Background: Antiretroviral therapy (ART) has decreased HIV-attributable deaths; however, children and adolescents continue to have high HIV-associated mortality.
Setting: We determined the predictors of death among children and young adolescents living with HIV (CALWH) who died while in care in Western Kenya.
Methods: This retrospective case-control study used electronically abstracted data of 6234 CALWH who received care in Academic Model Providing Access to Healthcare HIV clinics in Western Kenya between January 2002 and November 2022. The cases comprised CALWH who were reported dead by November 2022, while the controls constituted of matched CALWH who were alive and in care. Independent predictors of mortality were determined using univariable and multivariable Cox proportional hazard regression models. Kaplan-Meier analysis ascertained survival.

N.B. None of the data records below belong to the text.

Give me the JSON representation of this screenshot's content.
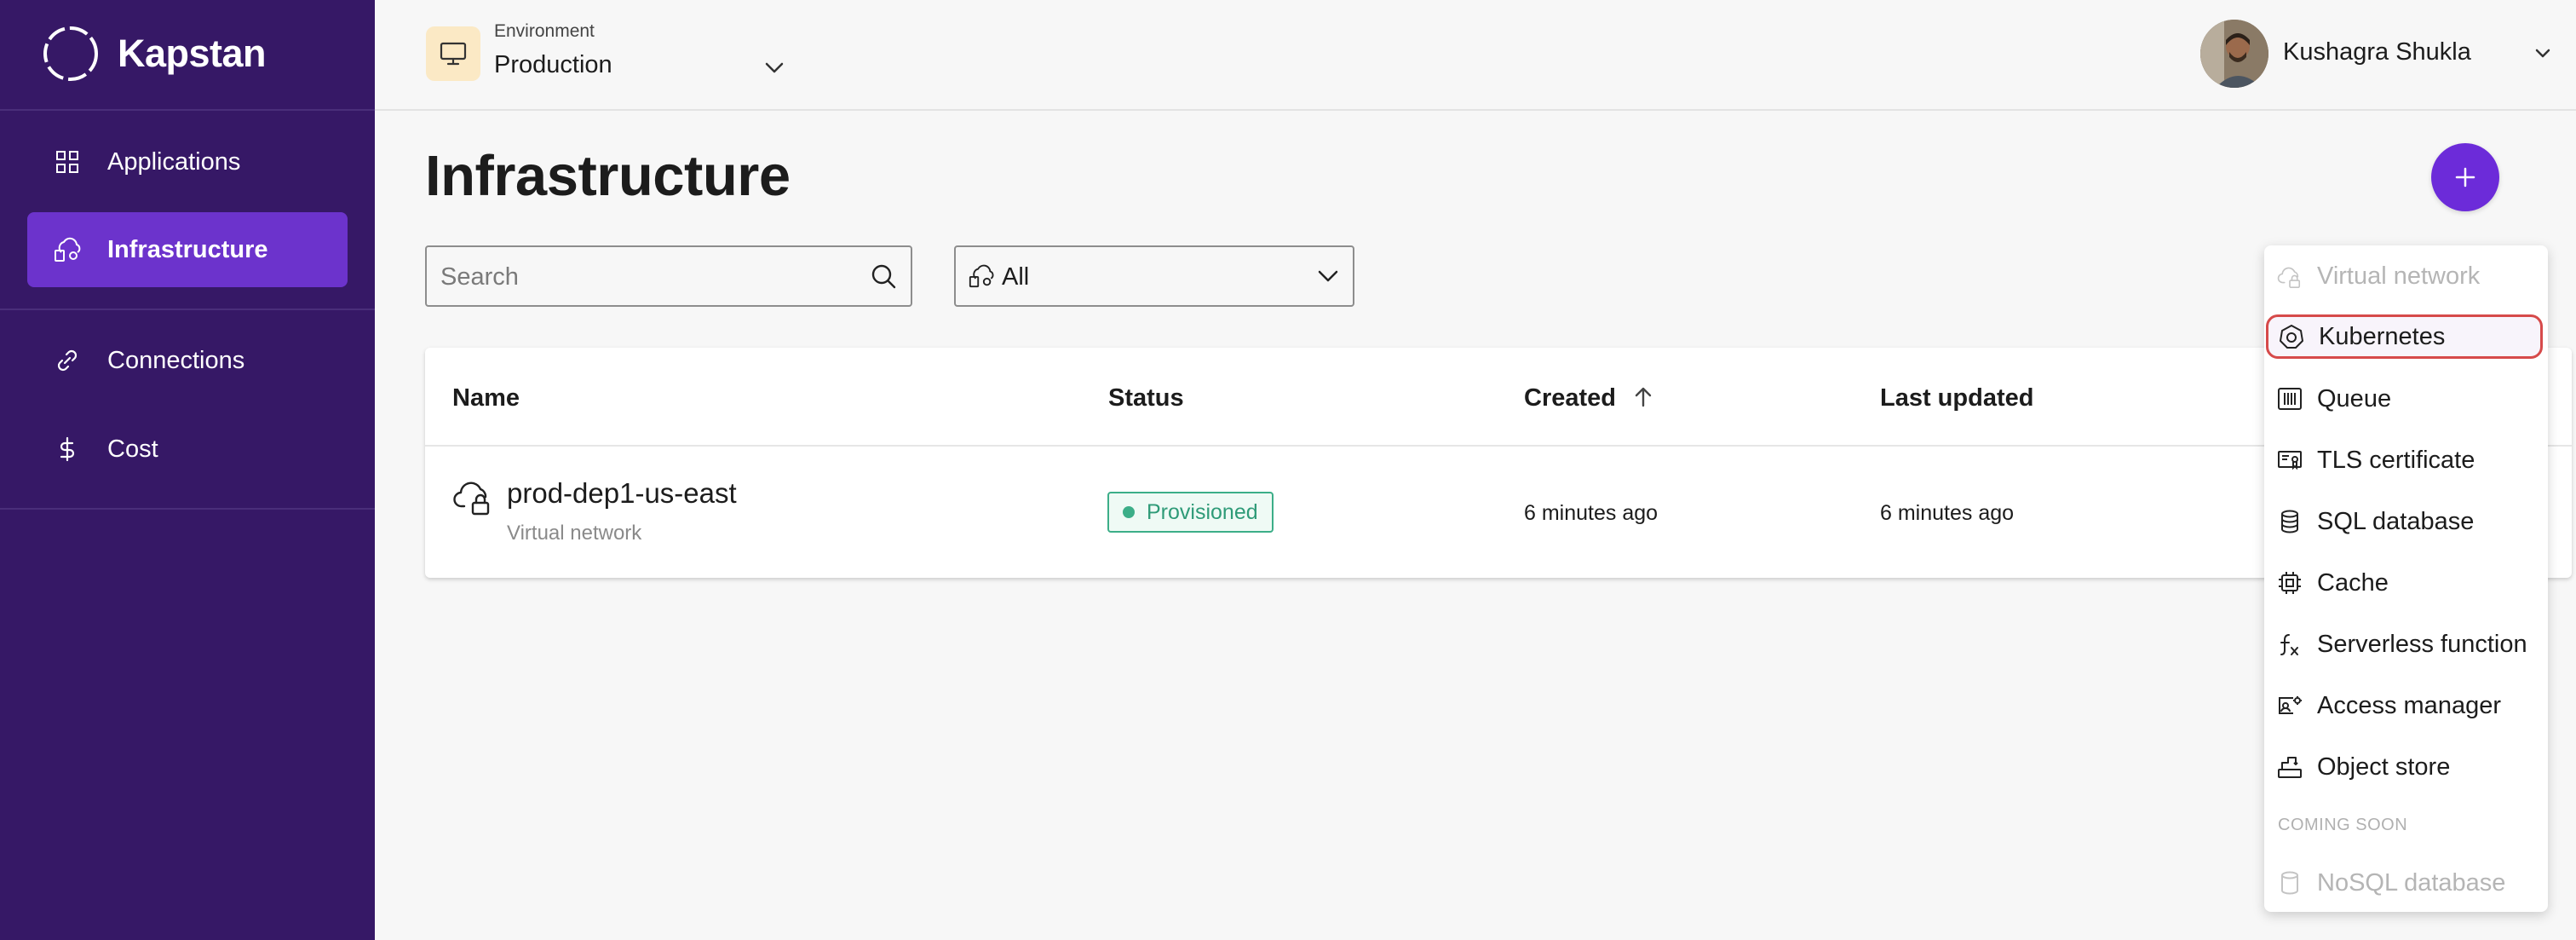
{
  "brand": {
    "name": "Kapstan"
  },
  "sidebar": {
    "items": [
      {
        "label": "Applications",
        "icon": "grid-icon"
      },
      {
        "label": "Infrastructure",
        "icon": "infrastructure-icon",
        "active": true
      },
      {
        "label": "Connections",
        "icon": "link-icon"
      },
      {
        "label": "Cost",
        "icon": "dollar-icon"
      }
    ]
  },
  "header": {
    "environment_caption": "Environment",
    "environment_value": "Production",
    "user_name": "Kushagra Shukla"
  },
  "main": {
    "title": "Infrastructure",
    "search": {
      "placeholder": "Search",
      "value": ""
    },
    "filter": {
      "value": "All"
    },
    "table": {
      "columns": [
        "Name",
        "Status",
        "Created",
        "Last updated"
      ],
      "rows": [
        {
          "name": "prod-dep1-us-east",
          "type": "Virtual network",
          "status": "Provisioned",
          "created": "6 minutes ago",
          "last_updated": "6 minutes ago"
        }
      ]
    }
  },
  "menu": {
    "items": [
      {
        "label": "Virtual network",
        "icon": "cloud-lock-icon",
        "disabled": true
      },
      {
        "label": "Kubernetes",
        "icon": "kubernetes-icon",
        "highlighted": true
      },
      {
        "label": "Queue",
        "icon": "queue-icon"
      },
      {
        "label": "TLS certificate",
        "icon": "certificate-icon"
      },
      {
        "label": "SQL database",
        "icon": "database-icon"
      },
      {
        "label": "Cache",
        "icon": "chip-icon"
      },
      {
        "label": "Serverless function",
        "icon": "function-icon"
      },
      {
        "label": "Access manager",
        "icon": "access-manager-icon"
      },
      {
        "label": "Object store",
        "icon": "object-store-icon"
      }
    ],
    "coming_soon_label": "COMING SOON",
    "coming_soon_items": [
      {
        "label": "NoSQL database",
        "icon": "nosql-database-icon",
        "disabled": true
      }
    ]
  },
  "colors": {
    "sidebar_bg": "#361866",
    "sidebar_active": "#6c33cc",
    "accent": "#6c2bd9",
    "status_green": "#3cae88",
    "highlight_border": "#d64a4a"
  }
}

Results: Of the 6234 participants enrolled, slightly more than half were male (51.7%). The mean (SD) age at the start of ART was significantly lower in cases than in controls at 6.01 (4.37) and 6.62 (4.11) ( P < 0.001), respectively. An age of 11 years or older at start of ART (adjusted Hazard Ratio [aHR]: 8.36 [3.60-19.40]), both parents being alive (aHR: 3.06 [1.67-5.60]), underweight (aHR: 1.82 [1.14-2.92]), and World Health Organization stages 3 (aHR: 2.63 [1.12-6.18]) and 4 (aHR: 2.20 [0.94-5.18]) increased mortality; while school attendance (aHR: 0.12 [0.06-0.21]), high CD4 + counts >350 cells/mm 3 (aHR: 0.79 [0.48-1.29]), and low first viral load <1000 copies/mL (aHR: 0.24 [0.14-0.40]) were protective.
Conclusion: Independent predictors of mortality were age 11 years or older at the start of ART, orphan status, underweight, and advanced HIV disease. Beyond the provision of universal ART, care accorded to CALWH necessitates optimization through tackling individual predictors of mortality.